Lorsqu'il croisa Scorpius Malefoy dans les couloirs ce matin-là, Hugo le bouscula. Ce n'était rien, au début. Rien qu'une bousculade. Scorpius n'y fit même pas attention et s'excusa avant de continuer sa conversation avec Albus. Mais il y eut une seconde fois. Et puis une troisième. Ensuite, il y eut les croche-pieds, et là, Scorpius commença à comprendre que quelque chose clochait. Enfin, Hugo avait obtenu son attention, enfin...
Les petites pierres commençaient à tomber. Bientôt, ce serait l'avalanche qui arriverait, bientôt. Au début, quand on est enfants, on fait des bêtises qui ne portent pas à conséquence. On se cherche, on chahute, on vole des affaires ou on déchire des cahiers. On tire sur les vêtements, on lance des boulettes de papier, on griffe, on crache.
Et puis peu à peu, les bêtises deviennent plus graves. On devient stupides, avec le temps. Et on devient fort.
Hugo poursuivit sa scolarité à Poudlard en reniant ce que Scorpius lui avait fait admettre en première année, tout au fond de son esprit. Il le cachait aux autres, il le cachait à lui-même. Il fit comme James : il rit et s'entoura d'un groupe d'amis fêtards, violents et impulsifs comme lui. Ensemble, ils eurent des discussions sur la duplicité des Malefoy et sur le scandale que représentaient la réussite de Drago, l'entrée de Scorpius à Poudlard, et comment on les laissait vivre en toute impunité, parmi nous, comme si de rien n'était.
Oui, Hugo s'entoura d'un groupe d'enfants exactement comme lui, et à mesure qu'ils grandissaient, les enfants devinrent des adolescents.
Tout est plus dur, quand on est adolescent. Les émotions sont exacerbées, la pression sociale aussi. L'effet de groupe peut nous emporter très, très loin. Pour ne pas décevoir ses amis. Pour ne pas avoir l'air faible, pour faire ce que les autres attendent de nous.

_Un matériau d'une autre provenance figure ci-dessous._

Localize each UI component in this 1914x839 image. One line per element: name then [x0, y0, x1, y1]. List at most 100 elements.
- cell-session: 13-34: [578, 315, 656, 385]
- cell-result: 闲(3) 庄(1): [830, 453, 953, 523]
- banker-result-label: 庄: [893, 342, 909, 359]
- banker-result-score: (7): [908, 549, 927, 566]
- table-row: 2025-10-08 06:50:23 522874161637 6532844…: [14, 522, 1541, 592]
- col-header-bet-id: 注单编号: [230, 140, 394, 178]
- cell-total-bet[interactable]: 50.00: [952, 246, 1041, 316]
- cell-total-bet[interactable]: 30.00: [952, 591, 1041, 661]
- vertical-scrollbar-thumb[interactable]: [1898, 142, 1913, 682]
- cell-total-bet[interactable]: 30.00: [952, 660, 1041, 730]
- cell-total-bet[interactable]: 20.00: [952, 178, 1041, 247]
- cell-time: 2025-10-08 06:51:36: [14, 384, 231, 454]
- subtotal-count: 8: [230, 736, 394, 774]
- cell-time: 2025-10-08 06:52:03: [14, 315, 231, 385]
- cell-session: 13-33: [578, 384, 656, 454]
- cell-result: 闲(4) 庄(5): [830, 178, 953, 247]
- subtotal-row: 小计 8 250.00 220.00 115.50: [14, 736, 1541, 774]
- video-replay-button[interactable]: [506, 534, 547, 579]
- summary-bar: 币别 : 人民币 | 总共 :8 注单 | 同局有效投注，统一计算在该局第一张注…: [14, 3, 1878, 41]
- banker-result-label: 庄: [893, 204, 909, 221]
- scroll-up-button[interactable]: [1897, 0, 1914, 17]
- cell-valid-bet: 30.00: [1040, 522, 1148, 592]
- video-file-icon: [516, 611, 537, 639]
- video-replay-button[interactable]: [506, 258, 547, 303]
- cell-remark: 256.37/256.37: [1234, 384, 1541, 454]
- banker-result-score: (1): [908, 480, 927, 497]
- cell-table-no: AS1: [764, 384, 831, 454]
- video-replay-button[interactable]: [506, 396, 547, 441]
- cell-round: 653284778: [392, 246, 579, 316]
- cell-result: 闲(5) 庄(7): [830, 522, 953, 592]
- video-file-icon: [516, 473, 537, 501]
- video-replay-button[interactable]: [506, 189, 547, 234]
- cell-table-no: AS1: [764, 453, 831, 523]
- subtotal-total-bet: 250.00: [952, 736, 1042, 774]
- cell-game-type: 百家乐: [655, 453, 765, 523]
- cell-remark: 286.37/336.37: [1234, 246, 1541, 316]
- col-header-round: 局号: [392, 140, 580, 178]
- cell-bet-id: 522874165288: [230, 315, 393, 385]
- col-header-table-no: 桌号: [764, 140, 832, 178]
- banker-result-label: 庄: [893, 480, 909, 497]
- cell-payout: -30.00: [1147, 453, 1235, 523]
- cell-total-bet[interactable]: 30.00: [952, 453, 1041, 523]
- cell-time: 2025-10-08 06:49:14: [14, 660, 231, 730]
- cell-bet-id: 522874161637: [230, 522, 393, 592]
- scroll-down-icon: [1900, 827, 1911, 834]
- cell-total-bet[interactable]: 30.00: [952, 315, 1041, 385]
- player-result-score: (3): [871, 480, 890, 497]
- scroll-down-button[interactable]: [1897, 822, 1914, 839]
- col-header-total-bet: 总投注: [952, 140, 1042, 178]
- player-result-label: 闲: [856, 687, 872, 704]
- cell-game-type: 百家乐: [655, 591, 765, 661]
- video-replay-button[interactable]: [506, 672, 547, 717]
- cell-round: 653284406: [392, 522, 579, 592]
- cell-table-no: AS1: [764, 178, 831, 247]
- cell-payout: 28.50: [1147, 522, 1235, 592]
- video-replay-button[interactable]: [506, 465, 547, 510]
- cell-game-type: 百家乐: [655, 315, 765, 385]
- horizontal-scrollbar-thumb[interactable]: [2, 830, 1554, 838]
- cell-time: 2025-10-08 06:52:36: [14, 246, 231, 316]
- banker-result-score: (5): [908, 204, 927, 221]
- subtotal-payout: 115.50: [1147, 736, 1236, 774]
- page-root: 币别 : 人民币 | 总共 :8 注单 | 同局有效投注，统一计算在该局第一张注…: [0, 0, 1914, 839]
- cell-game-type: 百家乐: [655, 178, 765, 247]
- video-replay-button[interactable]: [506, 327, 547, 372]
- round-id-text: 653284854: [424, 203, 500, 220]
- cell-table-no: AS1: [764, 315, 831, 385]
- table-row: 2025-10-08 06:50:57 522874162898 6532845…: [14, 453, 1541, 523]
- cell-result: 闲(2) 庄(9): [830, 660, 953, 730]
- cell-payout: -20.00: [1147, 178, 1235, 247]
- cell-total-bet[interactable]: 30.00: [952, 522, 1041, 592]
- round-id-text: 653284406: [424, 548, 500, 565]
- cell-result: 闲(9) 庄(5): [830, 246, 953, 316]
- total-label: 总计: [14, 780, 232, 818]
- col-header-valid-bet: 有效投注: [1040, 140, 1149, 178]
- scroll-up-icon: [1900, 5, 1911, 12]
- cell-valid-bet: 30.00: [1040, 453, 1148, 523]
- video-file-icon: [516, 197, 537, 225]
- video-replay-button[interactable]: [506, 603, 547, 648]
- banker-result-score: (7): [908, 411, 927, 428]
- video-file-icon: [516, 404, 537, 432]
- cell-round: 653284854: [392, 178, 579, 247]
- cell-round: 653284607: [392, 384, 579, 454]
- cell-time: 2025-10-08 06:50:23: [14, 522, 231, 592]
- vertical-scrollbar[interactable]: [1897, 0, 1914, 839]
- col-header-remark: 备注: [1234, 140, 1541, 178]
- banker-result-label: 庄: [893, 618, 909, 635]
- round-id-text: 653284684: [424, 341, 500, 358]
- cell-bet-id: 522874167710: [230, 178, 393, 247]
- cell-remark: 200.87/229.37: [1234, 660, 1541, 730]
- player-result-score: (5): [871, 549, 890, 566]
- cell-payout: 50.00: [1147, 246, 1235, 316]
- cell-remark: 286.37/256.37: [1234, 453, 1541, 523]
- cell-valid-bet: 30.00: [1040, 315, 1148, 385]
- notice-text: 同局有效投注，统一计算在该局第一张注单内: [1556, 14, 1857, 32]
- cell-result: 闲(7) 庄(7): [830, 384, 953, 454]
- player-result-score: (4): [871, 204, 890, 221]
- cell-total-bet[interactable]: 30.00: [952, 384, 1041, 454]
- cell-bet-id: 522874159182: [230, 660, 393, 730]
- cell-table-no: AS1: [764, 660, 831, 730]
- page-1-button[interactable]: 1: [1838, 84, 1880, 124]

De sa première à sa quatrième année, Hugo tyrannisa Scorpius, mais cela restait des bêtises d'enfants. Scorpius ne répliqua pas, jamais, ce qui avait le don de mettre Hugo dans une rage folle. Il avait l'impression que Scorpius le considérait simplement froidement, du haut de sa silhouette déjà bien élancée, et qu'il n'avait guère plus d'intérêt pour lui que pour un insecte agaçant. Albus, en revanche, avait bien saisi le manège de son cousin et ne l'appréciait pas du tout. Albus répliquait. Sauf qu'Albus était plus malin. Il avait recours à des ruses, des farces, des humiliations, mille et un petits pièges qui mettaient Hugo plus en rage encore, et l'encourageaient à continuer.
C'était un cercle vicieux. Un cercle vicieux qui ne pouvait aboutir qu'au pire, un jour ou l'autre.
En entrant en cinquième année, Hugo avait quinze ans. Scorpius en avait seize. A quinze ou seize ans, c'est le chaos dans notre tête. Un bataillon d'hormones en ébullition, avec balistes et catapultes, prêts à tirer dans toutes les directions, sauf la bonne. A quinze et seize ans, Hugo et Scorpius s'étaient déjà faits toutes les crasses possibles et imaginables. Ils se connaissaient bien, en somme. Ils avaient combattu ensemble, saigné ensemble, souffert ensemble. Ils s'étaient battus plus de fois qu'eux-mêmes ne pouvaient s'en souvenir, mais jamais de vraies bagarres, jamais en groupe.
A l'aune de cette cinquième année à Poudlard, les choses étaient sur le point de changer. Hugo et Scorpius étaient sur le point de franchir une limite que tous deux ne soupçonnaient même pas. Une limite qu'ils auraient préféré toujours ignorer, peut-être...
Une limite qui les changerait à jamais.